22 January 2010

Neuroaesthetics

WSJ | Candace Jackson | How Art Affects the Brain: A new exhibit explores science and aesthetics

At an exhibit opening this weekend at the Walters Art Museum in Baltimore, visitors will be asked to wear 3-D glasses and walk around with clipboards and pencils while looking at images of sculptures.

"Beauty and the Brain: A Neural Approach to Aesthetics," enlists the public as participants in a Johns Hopkins University study that looks at why the human brain is attracted to artwork.

Museum-goers will look at 3-D printouts of altered versions of sculptures by abstract artist Jean Arp. One of his works, "The Woman of Delos" (1959), will also be on display at the Walters. While looking at computer-altered versions of the sculptures—some skinnier, others more rotund—participants will be asked which they are most attracted to, and which they like the least.

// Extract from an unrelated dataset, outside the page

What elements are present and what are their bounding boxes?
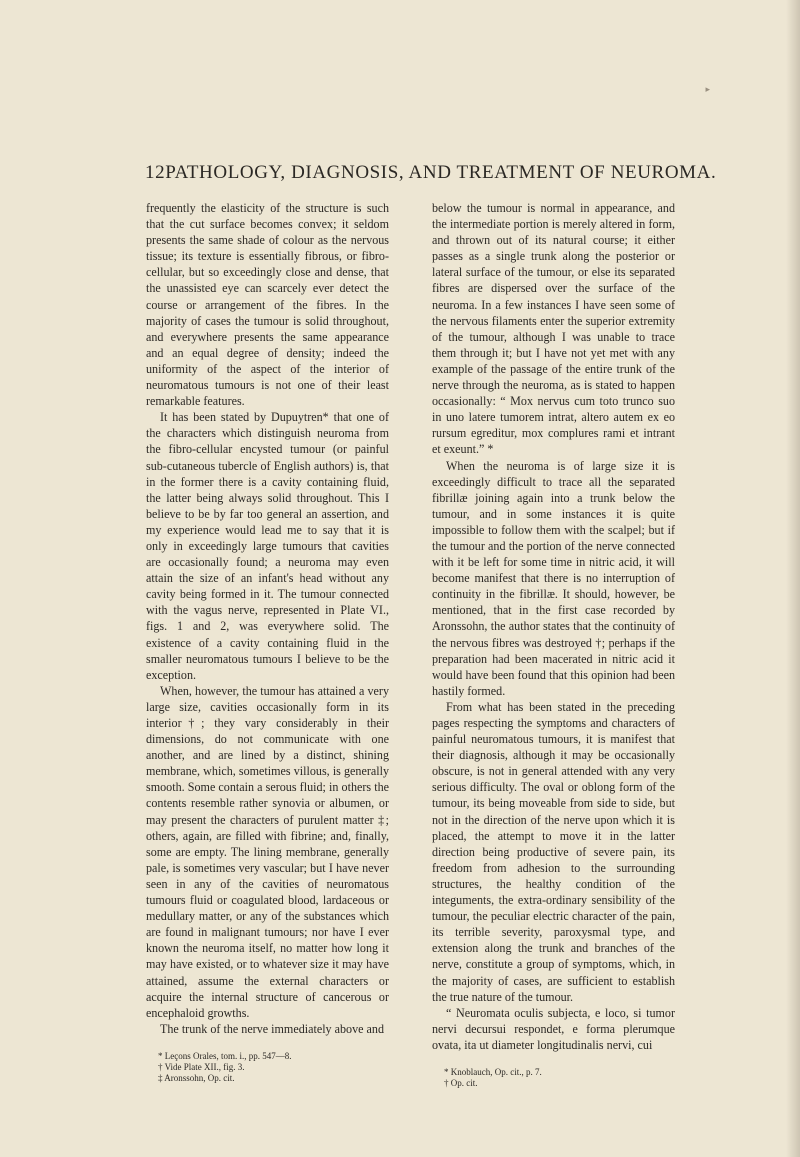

Organizers say they hope to shed a scientific light on some of the ideas that philosophers have discussed for centuries. One of those is that there's a unique way that the brain activates when we view compelling artwork, something philosophers have called the "aesthetic emotion," says Gary Vikan, director of the Walters and curator of the show.
That's awesome. I'd love to see this done with near infrared spectroscopy in addition to clip boards, but that's a whole extra complication.

I may have to stop in at the Walters on the way to Philadelphia one of these days.